Large language models in healthcare and medical domain: A review
Zabir Al Nazi, Wei Peng
TL;DR
LLMs offer transformative potential for healthcare by synthesizing vast medical knowledge and supporting nuanced clinical tasks, yet their deployment must address safety, privacy, and bias concerns. The paper surveys Transformer-based architectures, large foundational models, and multimodal LLMs, then catalogs healthcare-focused models, use cases, explainability approaches, and performance benchmarks. It provides quantitative comparisons across medical datasets (e.g., MedQA, MedNLI, PubMedQA) and discusses limitations such as hallucinations, data privacy, and regulatory compliance, while outlining future directions like federated learning and integrated multi-modal data. Overall, the work guides researchers and clinicians in selecting appropriate, safe, and compliant AI systems for healthcare deployment and highlights the governance needed to translate advances into real-world patient benefits.
Abstract
The deployment of large language models (LLMs) within the healthcare sector has sparked both enthusiasm and apprehension. These models exhibit the remarkable capability to provide proficient responses to free-text queries, demonstrating a nuanced understanding of professional medical knowledge. This comprehensive survey delves into the functionalities of existing LLMs designed for healthcare applications, elucidating the trajectory of their development, starting from traditional Pretrained Language Models (PLMs) to the present state of LLMs in healthcare sector. First, we explore the potential of LLMs to amplify the efficiency and effectiveness of diverse healthcare applications, particularly focusing on clinical language understanding tasks. These tasks encompass a wide spectrum, ranging from named entity recognition and relation extraction to natural language inference, multi-modal medical applications, document classification, and question-answering. Additionally, we conduct an extensive comparison of the most recent state-of-the-art LLMs in the healthcare domain, while also assessing the utilization of various open-source LLMs and highlighting their significance in healthcare applications.
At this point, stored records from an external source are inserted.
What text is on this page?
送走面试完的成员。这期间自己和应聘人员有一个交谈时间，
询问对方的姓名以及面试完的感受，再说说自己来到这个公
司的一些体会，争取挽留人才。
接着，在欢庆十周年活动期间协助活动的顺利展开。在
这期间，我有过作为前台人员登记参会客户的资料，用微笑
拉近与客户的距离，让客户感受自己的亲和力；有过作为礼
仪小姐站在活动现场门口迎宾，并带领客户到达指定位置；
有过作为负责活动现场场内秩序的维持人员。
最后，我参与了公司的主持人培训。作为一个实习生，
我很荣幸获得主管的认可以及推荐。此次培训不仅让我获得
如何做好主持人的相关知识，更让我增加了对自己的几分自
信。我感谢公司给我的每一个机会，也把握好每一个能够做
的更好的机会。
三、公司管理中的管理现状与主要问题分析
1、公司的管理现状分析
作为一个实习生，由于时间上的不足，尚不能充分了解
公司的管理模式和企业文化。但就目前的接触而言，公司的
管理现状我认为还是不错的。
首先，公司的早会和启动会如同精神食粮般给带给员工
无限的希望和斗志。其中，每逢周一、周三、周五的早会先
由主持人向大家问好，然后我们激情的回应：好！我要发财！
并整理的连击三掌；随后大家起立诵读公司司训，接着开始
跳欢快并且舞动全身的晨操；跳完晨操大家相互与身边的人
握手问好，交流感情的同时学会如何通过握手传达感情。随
Furthermore, we present the essential performance metrics employed to evaluate LLMs in the biomedical domain, shedding light on their effectiveness and limitations. Finally, we summarize the prominent challenges and constraints faced by large language models in the healthcare sector, offering a holistic perspective on their potential benefits and shortcomings. This review provides a comprehensive exploration of the current landscape of LLMs in healthcare, addressing their role in transforming medical applications and the areas that warrant further research and development.